Call the Midwife’s fourth series has seen a change of direction for the drama. Sure, we still have Victoria Sponge, retro dresses and a jolly old soundtrack, but life has taken a turn for the worst for many of our favourite stars.
Perpetually bright and bubbly Trixie, with her bold skirts, silk pyjamas and perfect nail polish, is heartbroken and battling her inner demons. Confident, funny Patsy is quiet and troubled by the illicit feelings she has for Delia. Nurse Crane is a fish out of water. Chummy has been MIA since episode one. Even steadfast Doctor Turner wobbled last week and took to his bed.
Yet one familiar face has become a shining light: Fred, Nonnatus House’s handyman, Father Christmas stand-in, Civil Defence Volunteer and occasional bomb disposal expert. Without Fred the period drama is at risk of falling into dark and dreary despair.
He’s been there in the background since series one, keeping everything ticking along. He’s changed bike tires, led scout sessions, embarked on ill-advised money-making schemes and single handedly rallied Poplar’s fight against communism.
But now in series four he is a vital part of the drama. He provides a spot of light relief when things get tough. And, unlike the rest of Nonnatus House, he’s at the start of a sweet, fledgling romance.

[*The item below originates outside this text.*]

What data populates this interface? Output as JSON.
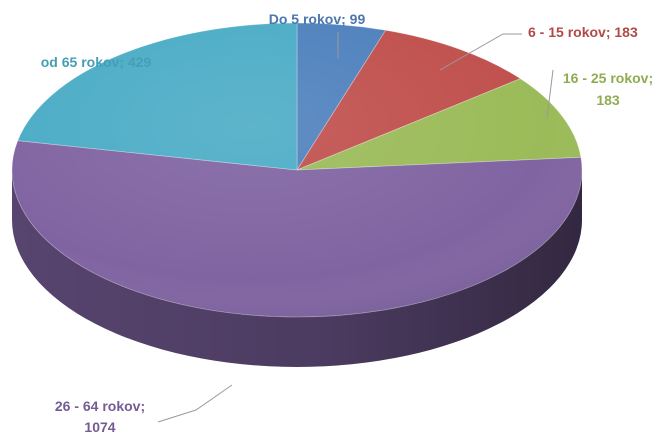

While Trixie gets over her failed engagement and Patsy struggles with society’s restrictions on who she’s allowed to love, he’s flirting with haberdasher Violet Gee about cushioned insoles, blazer badges and the strength of shoe laces.
While Call the Midwife is tackling gritty storylines and exposing important moments in our social history, Fred’s blushing, bumbling and taking Vi to dances.
It’s great that in its fourth series Call the Midwife is daring to be so brave and bold, but we’ve never needed Fred, with his hankie balanced on his head, more.